Título: O superávit chinês
Autor:
Fonte: O Estado de São Paulo, 14/01/2006, Notas e Informações, p. A3

Parece inesgotável a capacidade da economia chinesa de gerar fatos que surpreendem o mundo. O que impressiona, agora, é o desempenho da balança comercial, cujos números acabam de ser divulgados. No ano passado, a China mais do que triplicou seu superávit comercial. O saldo alcançou US$ 102 bilhões, contra US$ 32 bilhões em 2004. Com uma corrente de comércio - soma de exportações e importações - de US$ 1,42 trilhão em 2005, a China desbancou o Japão da posição de terceira maior potência do comércio mundial, ficando atrás dos Estados Unidos e da Alemanha.

O excepcional desempenho do comércio exterior chinês é devido principalmente às trocas com os Estados Unidos. É delas que a China obtém seus melhores resultados. De acordo com o Departamento de Comércio dos EUA, nos 11 primeiros meses de 2005, a China conseguiu acumular um superávit de nada menos do que US$ 185 bilhões no comércio bilateral.

Como o superávit com os EUA é maior do que o saldo total alcançado em 2005, a conclusão é que, apesar do notável crescimento de suas exportações, que aumentaram 28%, a China registra déficit no comércio com os demais países. Mas este é um fato compreensível. O país continua sendo grande importador de matérias-primas, bens intermediários, componentes e produtos finais, entre outros itens que alimentam sua intensa atividade econômica e abastecem seu imenso mercado doméstico.

É prudente, porém, estar atento às mudanças na pauta de comércio com esse país, por causa de sua notável capacidade de conquistar espaços no mercado externo. Mudanças profundas acontecem no comércio entre Brasil e China. O Brasil ainda tem superávit no comércio com a China, mas o saldo vem diminuindo. No ano passado, foi de US$ 1,48 bilhão, menor do que os de 2003 (US$ 2,39 bilhões) e de 2004 (US$ 1,73 bilhão).

A participação dos produtos chineses no total das importações brasileiras ainda é inferior à dos produtos originários da União Européia, dos Estados Unidos e da Argentina. Mas vem se expandindo muito depressa. No ano passado, enquanto as importações totais do Brasil cresceram 17%, as originárias da China aumentaram 44,3%. Em 1999, a China respondia por 1,8% das importações brasileiras; no ano passado, sua fatia no total importado pelo Brasil foi de 7,3%. Ou seja, ela quadruplicou sua participação em seis anos.

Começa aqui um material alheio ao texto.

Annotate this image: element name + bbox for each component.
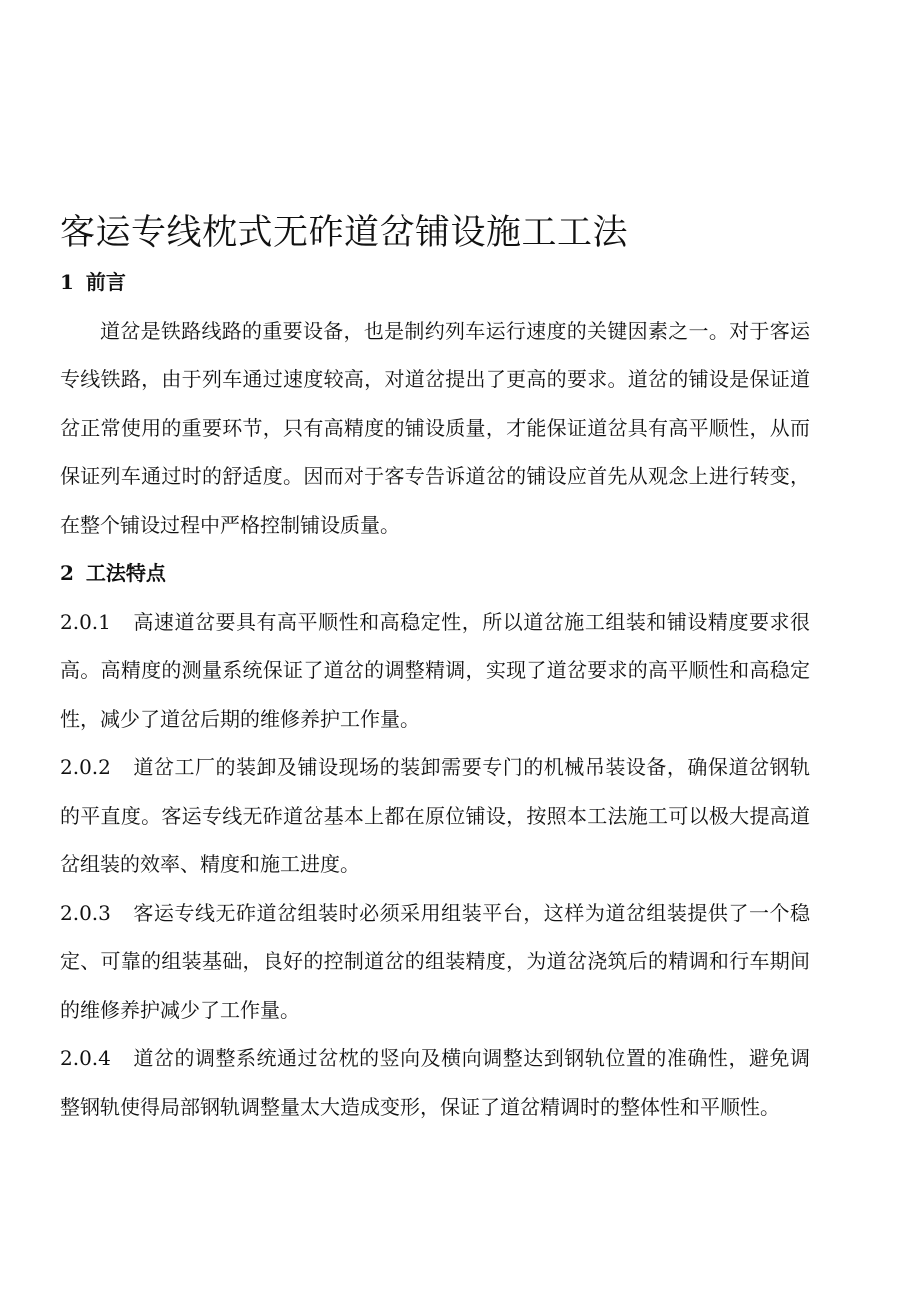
- clause-text: 高速道岔要具有高平顺性和高稳定性，所以道岔施工组装和铺设精度要求很高。高精度的测量系统保证了道岔的调整精调，实现了道岔要求的高平顺性和高稳定性，减少了道岔后期的维修养护工作量。: [60, 609, 810, 731]
- clause-number: 2.0.2: [60, 755, 111, 779]
- clause-number: 2.0.1: [60, 609, 111, 634]
- clause-text: 客运专线无砟道岔组装时必须采用组装平台，这样为道岔组装提供了一个稳定、可靠的组装基础，良好的控制道岔的组装精度，为道岔浇筑后的精调和行车期间的维修养护减少了工作量。: [60, 900, 810, 1022]
- section-heading-preface: [60, 258, 810, 307]
- section-title: 工法特点: [85, 561, 166, 585]
- clause-text: 道岔的调整系统通过岔枕的竖向及横向调整达到钢轨位置的准确性，避免调整钢轨使得局部钢轨调整量太大造成变形，保证了道岔精调时的整体性和平顺性。: [60, 1046, 810, 1119]
- clause-paragraph: [60, 743, 810, 889]
- clause-number: 2.0.3: [60, 900, 111, 925]
- clause-paragraph: [60, 1034, 810, 1131]
- section-title: 前言: [85, 270, 126, 294]
- clause-paragraph: [60, 889, 810, 1035]
- document-body: [60, 258, 810, 1131]
- preface-paragraph: 道岔是铁路线路的重要设备，也是制约列车运行速度的关键因素之一。对于客运专线铁路，由于列车通过速度较高，对道岔提出了更高的要求。道岔的铺设是保证道岔正常使用的重要环节，只有高精度的铺设质量，才能保证道岔具有高平顺性，从而保证列车通过时的舒适度。因而对于客专告诉道岔的铺设应首先从观念上进行转变，在整个铺设过程中严格控制铺设质量。: [60, 318, 810, 537]
- clause-number: 2.0.4: [60, 1046, 111, 1070]
- section-heading-features: [60, 549, 810, 598]
- section-number: 1: [60, 270, 74, 294]
- clause-paragraph: [60, 598, 810, 744]
- clause-text: 道岔工厂的装卸及铺设现场的装卸需要专门的机械吊装设备，确保道岔钢轨的平直度。客运专线无砟道岔基本上都在原位铺设，按照本工法施工可以极大提高道岔组装的效率、精度和施工进度。: [60, 755, 810, 876]
- document-title: 客运专线枕式无砟道岔铺设施工工法: [60, 213, 629, 253]
- section-number: 2: [60, 561, 74, 585]
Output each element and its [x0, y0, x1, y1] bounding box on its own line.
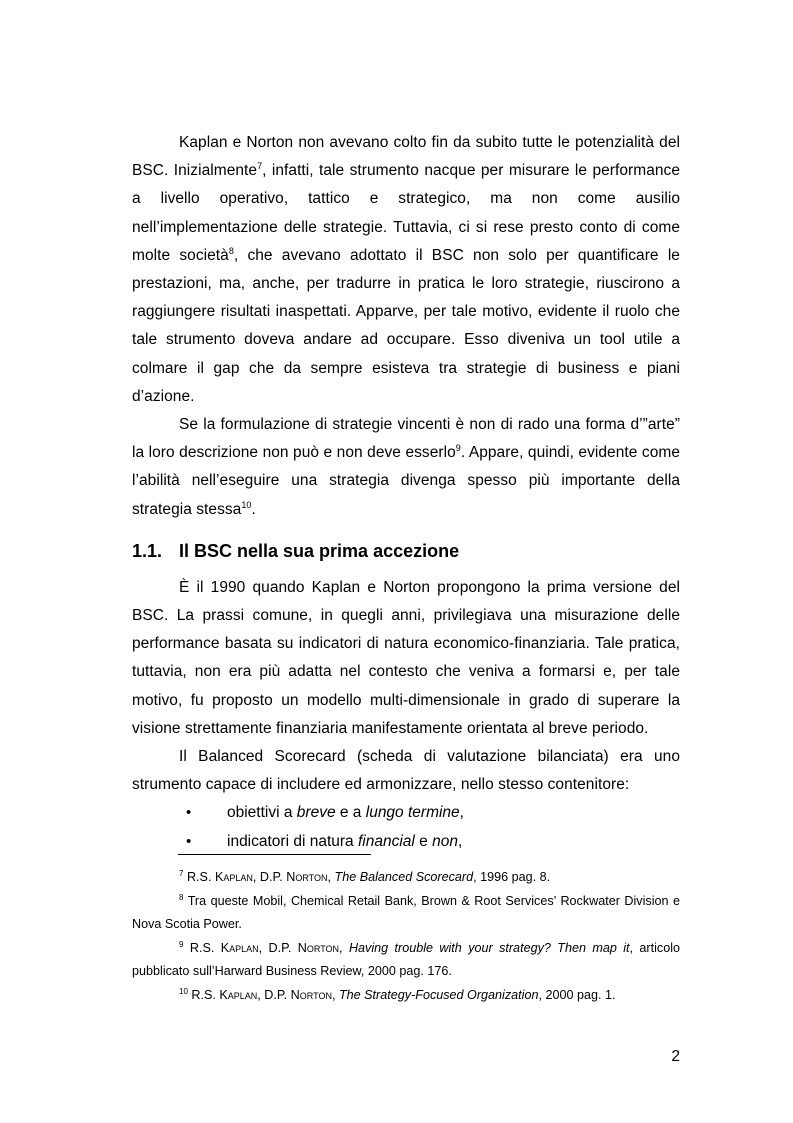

O exame da lista dos principais produtos que um país exporta para outro também revela uma mudança importante. Do total de US$ 817,6 milhões que o Brasil exportou para a China em 1985, os produtos industrializados responderam por 94%, enquanto a fatia dos produtos básicos se limitava a 6%. Passados 15 anos, a situação tinha se invertido. Das exportações totais de US$ 1,1 bilhão, os produtos básicos respondiam por 68,2% e os industrializados, por 31,7% (o que falta para completar 100% é classificado pelo governo como "operações especiais"). Os dados de 2005 são bastante semelhantes a esses.

Atualmente, a lista dos principais produtos que o Brasil exporta para a China é formada por soja, minério de ferro, petróleo e derivados, fumo, madeira e laminados de ferro. Já a dos principais produtos que a China exporta para o Brasil é liderada por componentes de aparelhos transmissores e receptores, dispositivos de cristal líquido, carvão mineral, telefones celulares, componentes eletroeletrônicos e tecidos sintéticos.

Por essa lista se vê que a China não é mais a exportadora de produtos baratos. Ela vende produtos de alto conteúdo tecnológico e cujo comércio é o que mais se expande no mundo. Isso é fruto da política adotada pelo governo chinês de atrair as grandes empresas transnacionais, para transformar o país num grande exportador, sobretudo de produtos de alta tecnologia, das áreas de telecomunicações e eletroeletrônica de consumo.

O Brasil pode recorrer às salvaguardas para conter determinadas importações originárias da China, e em certos casos deve fazê-lo. Mas o que a evolução do comércio exterior chinês mostra é que, com ou sem salvaguardas, o país continua e continuará a avançar com vigor no mercado mundial.